Wednesday, February 25, 2004

The Islamic financing industry has witnessed renewed energy in the recent past.

The signs of this new enthusiasm have been reflected in the UAE too, especially in Dubai's Islamic finance market, with two conventional institutions converting to Islamic principles in the past two years and another Middle East Bank (MEB) preparing to do so by June.

There are a few others too, according to sources, waiting in the wings to enter the lucrative Islamic financing market.

In an interview recently, Wasim Saifi, senior vice-president and head of corporate banking for Dubai Islamic Bank (DIB), told Gulf News that the number of financing deals taking place through the Islamic route have been on the rise for some time now.

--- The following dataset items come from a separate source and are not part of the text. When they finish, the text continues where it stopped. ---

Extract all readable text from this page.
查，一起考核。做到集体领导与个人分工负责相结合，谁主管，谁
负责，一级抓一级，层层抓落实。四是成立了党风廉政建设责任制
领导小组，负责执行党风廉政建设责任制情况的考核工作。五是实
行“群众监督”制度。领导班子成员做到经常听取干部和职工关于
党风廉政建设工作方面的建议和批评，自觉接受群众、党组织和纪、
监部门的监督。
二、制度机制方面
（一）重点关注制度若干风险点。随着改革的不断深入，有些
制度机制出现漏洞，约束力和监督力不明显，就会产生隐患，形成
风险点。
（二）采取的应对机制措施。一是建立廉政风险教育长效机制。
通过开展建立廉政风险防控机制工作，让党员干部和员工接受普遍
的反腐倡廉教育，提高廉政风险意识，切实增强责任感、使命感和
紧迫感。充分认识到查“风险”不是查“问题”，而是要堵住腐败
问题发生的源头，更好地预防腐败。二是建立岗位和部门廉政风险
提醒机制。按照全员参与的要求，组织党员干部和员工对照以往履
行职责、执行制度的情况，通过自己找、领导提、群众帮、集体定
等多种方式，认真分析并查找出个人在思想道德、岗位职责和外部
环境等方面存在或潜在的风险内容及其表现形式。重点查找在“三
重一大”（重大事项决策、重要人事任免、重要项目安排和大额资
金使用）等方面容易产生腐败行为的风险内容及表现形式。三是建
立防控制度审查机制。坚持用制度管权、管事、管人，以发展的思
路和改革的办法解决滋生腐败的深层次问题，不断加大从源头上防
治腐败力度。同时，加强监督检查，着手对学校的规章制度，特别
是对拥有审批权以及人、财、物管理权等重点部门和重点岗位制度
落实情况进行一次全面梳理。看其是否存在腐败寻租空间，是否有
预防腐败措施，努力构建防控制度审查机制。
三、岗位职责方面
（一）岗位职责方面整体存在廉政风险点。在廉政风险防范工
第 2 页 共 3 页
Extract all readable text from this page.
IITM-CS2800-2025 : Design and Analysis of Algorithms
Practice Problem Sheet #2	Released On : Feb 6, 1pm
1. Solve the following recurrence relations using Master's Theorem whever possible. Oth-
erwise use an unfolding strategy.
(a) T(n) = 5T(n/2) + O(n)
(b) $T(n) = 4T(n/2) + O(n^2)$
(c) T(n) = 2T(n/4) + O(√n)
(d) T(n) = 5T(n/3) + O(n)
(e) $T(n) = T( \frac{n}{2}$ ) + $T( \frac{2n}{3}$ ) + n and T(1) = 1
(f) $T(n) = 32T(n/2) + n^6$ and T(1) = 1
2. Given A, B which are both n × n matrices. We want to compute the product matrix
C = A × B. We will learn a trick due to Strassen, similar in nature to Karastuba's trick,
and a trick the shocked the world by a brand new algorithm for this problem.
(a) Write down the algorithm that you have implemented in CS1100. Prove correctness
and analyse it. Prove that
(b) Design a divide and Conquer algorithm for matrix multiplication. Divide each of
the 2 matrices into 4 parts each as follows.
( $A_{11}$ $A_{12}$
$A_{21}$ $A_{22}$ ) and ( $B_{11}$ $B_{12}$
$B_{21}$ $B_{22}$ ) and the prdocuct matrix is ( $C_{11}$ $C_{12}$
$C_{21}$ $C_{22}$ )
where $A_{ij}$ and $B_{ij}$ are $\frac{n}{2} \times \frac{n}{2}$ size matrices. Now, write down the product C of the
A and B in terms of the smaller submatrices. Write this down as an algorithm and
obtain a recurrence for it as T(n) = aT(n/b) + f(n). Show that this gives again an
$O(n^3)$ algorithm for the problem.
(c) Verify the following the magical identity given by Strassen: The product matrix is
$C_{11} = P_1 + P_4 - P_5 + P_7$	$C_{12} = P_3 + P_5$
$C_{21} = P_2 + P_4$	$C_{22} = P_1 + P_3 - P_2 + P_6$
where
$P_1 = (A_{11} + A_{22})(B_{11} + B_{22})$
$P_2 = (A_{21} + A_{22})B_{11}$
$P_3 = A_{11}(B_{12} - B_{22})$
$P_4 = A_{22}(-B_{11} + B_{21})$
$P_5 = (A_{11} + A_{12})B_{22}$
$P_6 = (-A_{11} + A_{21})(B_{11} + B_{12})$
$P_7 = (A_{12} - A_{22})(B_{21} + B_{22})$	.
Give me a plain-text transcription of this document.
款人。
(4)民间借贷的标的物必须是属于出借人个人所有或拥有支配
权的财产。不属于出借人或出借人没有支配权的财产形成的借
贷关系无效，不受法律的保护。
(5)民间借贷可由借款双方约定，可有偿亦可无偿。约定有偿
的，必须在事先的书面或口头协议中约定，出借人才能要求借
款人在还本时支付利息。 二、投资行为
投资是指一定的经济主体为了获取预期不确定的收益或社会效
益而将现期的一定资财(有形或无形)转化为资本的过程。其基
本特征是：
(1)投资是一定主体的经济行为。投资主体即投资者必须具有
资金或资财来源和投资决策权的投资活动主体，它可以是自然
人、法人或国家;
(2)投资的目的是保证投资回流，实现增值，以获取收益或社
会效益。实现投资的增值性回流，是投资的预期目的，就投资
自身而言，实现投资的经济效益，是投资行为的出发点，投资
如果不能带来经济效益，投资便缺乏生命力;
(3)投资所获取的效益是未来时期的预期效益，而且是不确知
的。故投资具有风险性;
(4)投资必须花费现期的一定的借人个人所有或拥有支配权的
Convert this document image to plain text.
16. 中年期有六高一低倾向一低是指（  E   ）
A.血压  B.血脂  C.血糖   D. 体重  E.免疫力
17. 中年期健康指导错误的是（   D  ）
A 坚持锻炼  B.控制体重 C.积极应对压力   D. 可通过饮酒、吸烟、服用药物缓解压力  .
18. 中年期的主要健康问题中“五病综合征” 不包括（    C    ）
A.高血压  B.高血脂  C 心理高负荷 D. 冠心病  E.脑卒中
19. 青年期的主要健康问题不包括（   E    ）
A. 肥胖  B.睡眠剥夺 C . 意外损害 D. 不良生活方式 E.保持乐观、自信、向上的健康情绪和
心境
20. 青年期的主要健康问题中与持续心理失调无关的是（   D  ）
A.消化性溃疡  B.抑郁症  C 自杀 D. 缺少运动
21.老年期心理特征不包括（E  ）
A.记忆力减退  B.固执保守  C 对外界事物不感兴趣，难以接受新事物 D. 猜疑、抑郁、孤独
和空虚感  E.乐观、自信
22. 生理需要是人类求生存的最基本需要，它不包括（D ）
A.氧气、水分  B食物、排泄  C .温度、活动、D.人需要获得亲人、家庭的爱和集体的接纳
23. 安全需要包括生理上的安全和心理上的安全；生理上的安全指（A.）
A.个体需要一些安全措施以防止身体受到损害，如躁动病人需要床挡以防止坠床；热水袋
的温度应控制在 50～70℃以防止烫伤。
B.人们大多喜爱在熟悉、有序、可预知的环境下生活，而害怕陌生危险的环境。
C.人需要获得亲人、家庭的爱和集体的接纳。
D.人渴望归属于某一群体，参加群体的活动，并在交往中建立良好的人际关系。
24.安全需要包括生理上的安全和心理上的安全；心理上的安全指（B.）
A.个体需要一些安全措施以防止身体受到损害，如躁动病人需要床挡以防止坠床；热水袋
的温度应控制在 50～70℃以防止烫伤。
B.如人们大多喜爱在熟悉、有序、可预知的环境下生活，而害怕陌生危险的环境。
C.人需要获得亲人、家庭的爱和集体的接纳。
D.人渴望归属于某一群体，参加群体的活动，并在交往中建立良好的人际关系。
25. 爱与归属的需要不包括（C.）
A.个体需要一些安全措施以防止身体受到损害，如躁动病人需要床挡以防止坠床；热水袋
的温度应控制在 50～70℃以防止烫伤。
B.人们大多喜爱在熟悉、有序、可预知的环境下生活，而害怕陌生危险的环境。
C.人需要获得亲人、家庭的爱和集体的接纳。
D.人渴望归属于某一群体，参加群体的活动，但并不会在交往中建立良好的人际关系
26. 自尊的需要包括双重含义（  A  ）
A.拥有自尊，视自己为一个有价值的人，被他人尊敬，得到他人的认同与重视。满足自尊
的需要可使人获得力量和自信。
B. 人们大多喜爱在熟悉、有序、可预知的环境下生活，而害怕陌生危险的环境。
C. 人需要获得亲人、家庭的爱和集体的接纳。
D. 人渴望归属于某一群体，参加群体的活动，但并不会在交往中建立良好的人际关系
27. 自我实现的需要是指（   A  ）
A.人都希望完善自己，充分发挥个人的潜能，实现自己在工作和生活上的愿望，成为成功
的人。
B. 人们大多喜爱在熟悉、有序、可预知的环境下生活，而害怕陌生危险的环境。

"Demand for Islamic financing, especially in the asset-based deals, is increasing," said Saifi who boasts long experience in conventional financing as well. Before joining DIB, Saifi was chief executive of Standard Chartered operations in Sri Lanka.

Gulf News: How broad is your current range of Islamic financing products?Wasim Saifi: There are certain financing and investment products which come as ready-to-use.Essentially, there are five types of corporate generic products: murabaha, mudharba, Ijara, wakala and Musharika.

Further, there are fee-based products, which are common to both the Islamic and the conventional sectors where the basic structure is broadly the same. There are products which are very standard such as the murabaha which is used primarily for working capital requirements. Islamic finance has strong equivalents to standard conventional products. Letters of credit (LCs) followed by trust receipts (TR) facility is prevalent in conventional banks while in Islamic finance we have LCs followed by murabaha.

What constitutes the basic difference between Islamic and conventional banking products?There has to be an underlying asset in Islamic financing. When it comes to financing a product without an underlying asset, like in the case of an overdraft, it becomes a difficult process in the Islamic sector.

This is an area which is expected to develop in Islamic finance and there have been innovations with a couple of banks entering with these products.

It is being increasingly noted that the profit rate in Islamic financing is always comparable to the interest rate in the conventional banking? What is your view on this?The fact is Islamic banking has not yet developed to the extent that there is an Islamic benchmark rate for the products in this area. So it is quite natural that Islamic finance should use benchmark rates available in conventional banking such as Libor.

I am sure, in due course, these benchmarks will become Islamicised. Moreover, it is not the question of sheer rates, but it is the question of element of risk that a financial institution has to take that makes Islamic financing different from conventional finance.

For instance, in the classic case of murabaha which is basically the buying and selling of goods here the financing rate or the profit rate which is the vital element in Islamic finance, may get translated into a similar interest rate to that of the conventional sector. But the risks are totally different. In the case of Islamic banking, the profit rates are pre-fixed and do not change even if the payment gets exceptionally delayed from the due date. But in the case of conventional banking this is not the case.

Then what is the recourse for the Islamic banking institutions if the customer doesn't pay on time?It's very important for banks to select customers. The bank has to evaluate the proper working capital cycle for a customer. If the bank underestimates the working capital cycle and if the customer is unable to pay back in time, the bank will not earn anything in the extended period.

Is long tenure an issue in Islamic financing?We do short-term working capital financing for 30 days going up to 360 days. On the other side, we do project financing of longer duration.

For example, in aircraft financing we can go up to twelve years. In fact, if there is an underlying asset, then Islamic financing becomes a stronger proposition. The availability of Islamic financing structures that cater to financing of a well-defined underlying asset becomes much easier.

How big is your involvement in the financing of Emirates?We are a major banker to Emirates airline in the Islamic sector. We have a large exposure on their fleet expansion programme and we hope to do more transactions with them in the future.

In the last transaction, which we signed in December, we financed one of their new A340-500 aircraft. We led the syndication between ourselves and Abu Dhabi Islamic Bank, where we took Dh320 million ($87 million) out of the total deal.

Businesses have realised, especially asset-based ones, that a large liquidity pool is available in Islamic financing. Customers talking to financial institutions now discuss more and more the Islamic financing options available in the market.

Still why are there not many players in the UAE?The scenario is changing. National Bank of Sharjah and Amlak Finance have been converted into Islamic institutions. A couple of others are also understood to be weighing options on the same.

I am sure you will see more players in the near future. The growth seen in the Islamic financing is much higher than that in the conventional banking close to 15 to 18 per cent against 7 to 8 per cent.

What is your view on Islamic institutions joining hands with conventional institutions in the financing deals in the country?This is gaining momentum and I think it is a good sign too. What happens is that in many cases there is an element of Islamic financing in the overall package. In this case documentation can be done separately.

The other approach is that an Islamic bank may lead the syndication and structure an Islamic transaction, where conventional banks may participate.

There are a few Islamic transactions we have done for asset based financing where conventional banks have also taken part.

The difference is conventional banks can participate in Islamic transactional structures while Islamic banks are unlikely to be able to participate in conventional loan structures.